Attendees of a hastily called memorial service on Friday for Yaron Lischinsky and Sarah Milgrim praised the Israeli embassy employees, whom a gunman killed in downtown Washington as they left an event at the Capital Jewish Museum on Wednesday night.
Participants of the online service, led by the American Jewish Committee, also came to mourn the couple, who planned to get engaged within the week, and to talk about how they hoped the two would be the last victims of the surge of Jew-hatred that has engulfed the United States and the rest of the world since the terrorist attacks in southern Israel on Oct. 7, 2023.
Rabbi Noam Marans, director of interreligious affairs at the AJC, recited Psalm 23 (“The Lord is my shepherd”) and the Mourner’s Kaddish.
Lischinsky and Milgrim were shot and killed after leaving an AJC event that was part of its ACCESS D.C. program for young professionals. Elias Rodriguez, of Chicago, who shouted “free Palestine” as police arrested him, has been charged with federal and state murder charges.
“We’re all in shock,” said Belle Yoeli, AJC’s chief advocacy officer. “We’re devastated, and we are horrified by another unspeakable act of violence against the Jewish people.”
“We knew it could have happened to any of us anywhere in the world,” said Ted Deutch, the CEO of the American Jewish Committee.
“All of us must do what we can to fight antisemitism, to make this a turning point, to make the world understand we will not accept this as normal,” he said.
Melanie Nelkin, chair of the AJC board of governors, wondered aloud how the young people could lose their lives in the nation’s capital because of a conflict on the other side of the world.
“Violent acts against Jews in the name of the Israel-Palestine conflict and the war in Gaza does nothing to further the cause of peace in the region,” Nelkin said. “Shouting, ‘Free, free Palestine’ should not be an invitation to violence.”
Friends of Lischinsky and Milgrim talked about seeing the couple at Wednesday’s gathering at the museum. The two were killed on the street after leaving the event.
Sam Dreiman, who helps lead the ACCESS D.C. group, praised Milgrim’s “courage, bravery and sense of mission.” Her long red hair was the “real-life version” of Ariel from “The Little Mermaid,” he said.
Milgrim “was the last person I hugged and said ‘bye’ to before running out” on Wednesday, Dreiman said.

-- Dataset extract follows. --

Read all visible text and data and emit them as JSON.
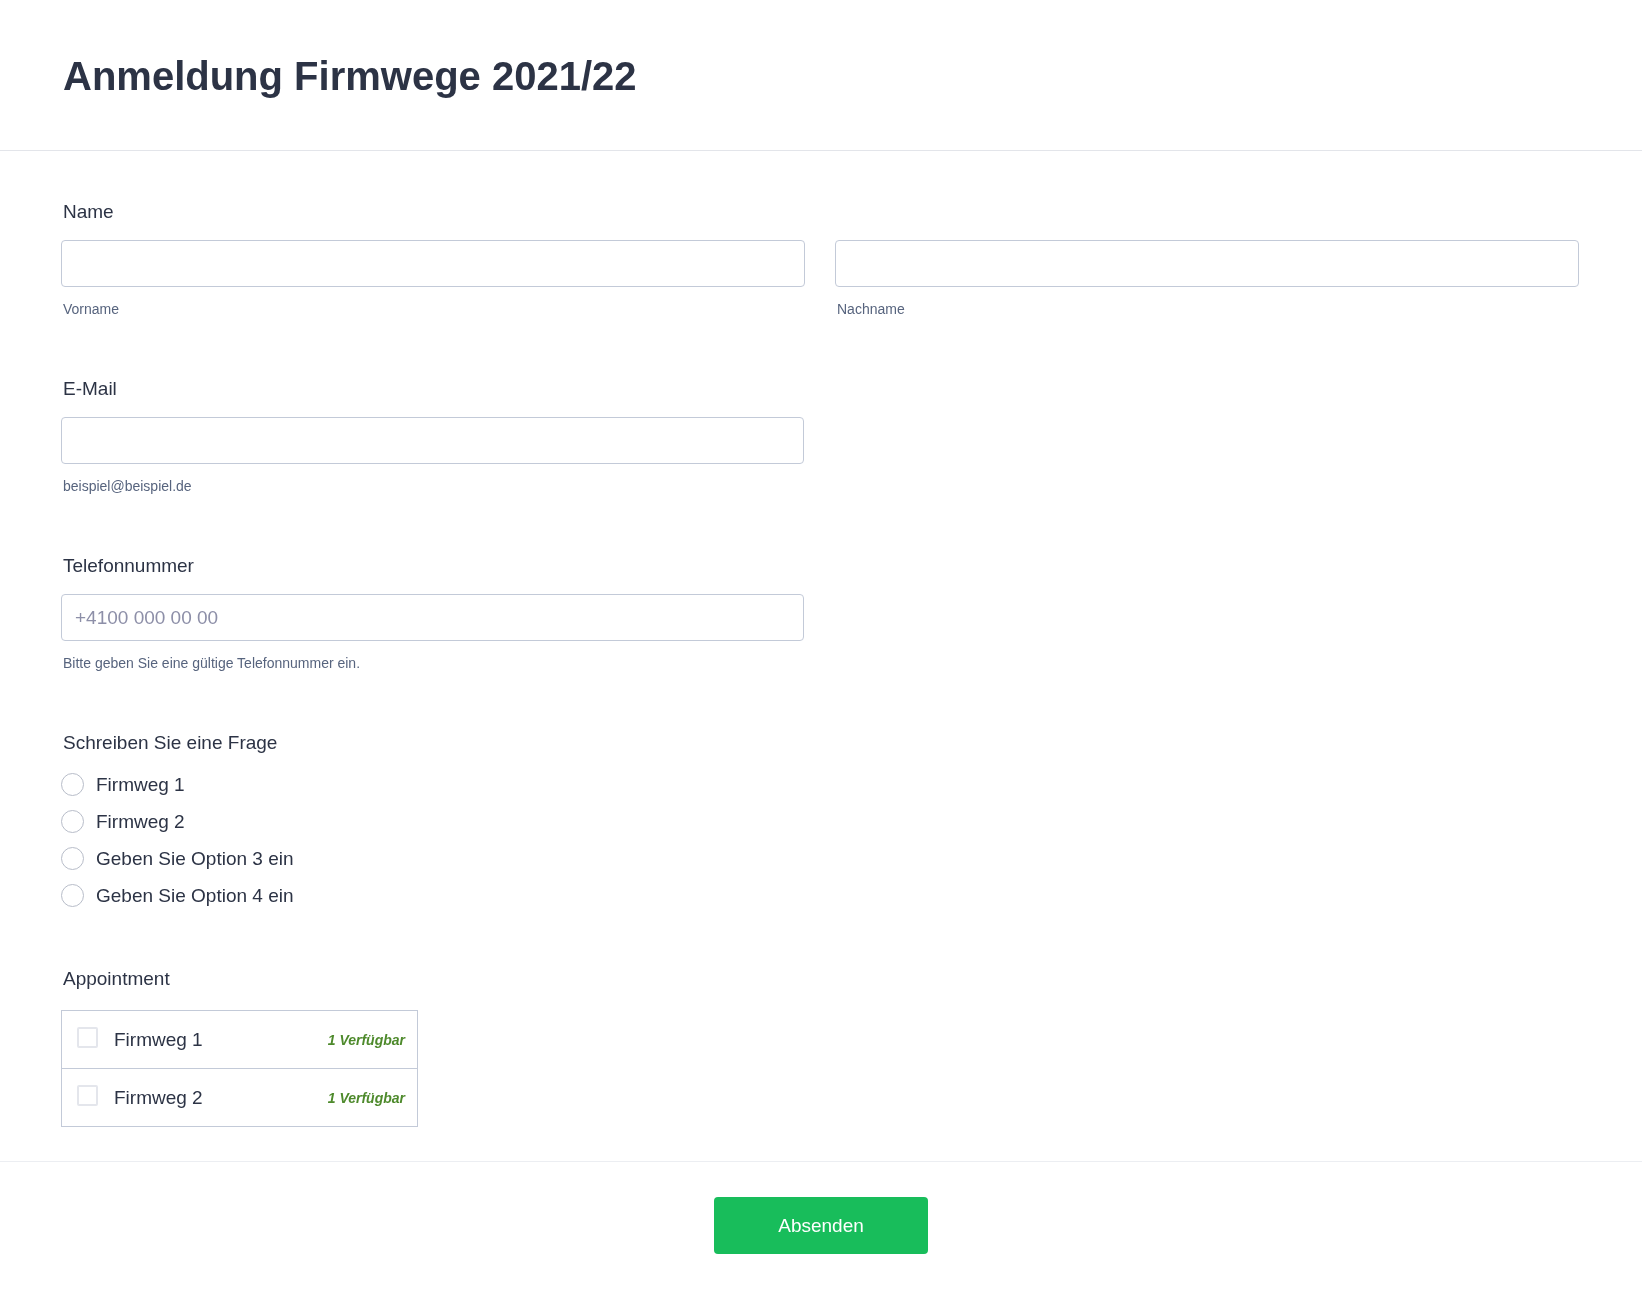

Benjamin Rogers, director for Middle East and North Africa initiatives at the AJC, had been with Lischinsky at the museum event. He said that his friend was not one of those loud voices in the nation’s capital.
“He was a mensch,” Rogers said. “He was one of the best.”
Lischinsky had told Rogers that he was going home to Israel to see his family for the first time in a year.
“He was happy,” Rogers said. “His last moments were filled with joy.” (Milgrim was to accompany Lischinsky, who had bought a ring to propose to her in Jerusalem, according to Yechiel Leiter, the Israeli ambassador to the United States.)
Fernando Lottenberg, commissioner for monitoring and combating antisemitism at the Organization of American States, said that Jews are uniquely targeted.
“The anti-Israel movement has been transformed into the anti-Jewish movement,” he said. “This type of attack is something exclusive to Jews. We do not see Russian immigrants being attacked in other countries because of the war in Ukraine.”
Gerard Unger, vice president of an umbrella organization of French Jewish groups that combats Jew-hatred, also spoke. “Our unity is the best way to fight it,” he said. “We have to be stronger and united against that.”
Leiter, the Israeli envoy, joined the call near its end after a memorial service at the embassy had concluded.
“It was a very, very challenging time these past few days,” he said.
Deutch said that the Jewish community should be together at a time like this. “We are immensely grateful for the outpouring of support we have received from friends and allies, Jews and non-Jews alike,” he said. “It speaks to the breadth and depth of our community that we have here today.”
“This is not only about being Jewish or being Zionists,” he said. “It is absolutely about being moral, being human.”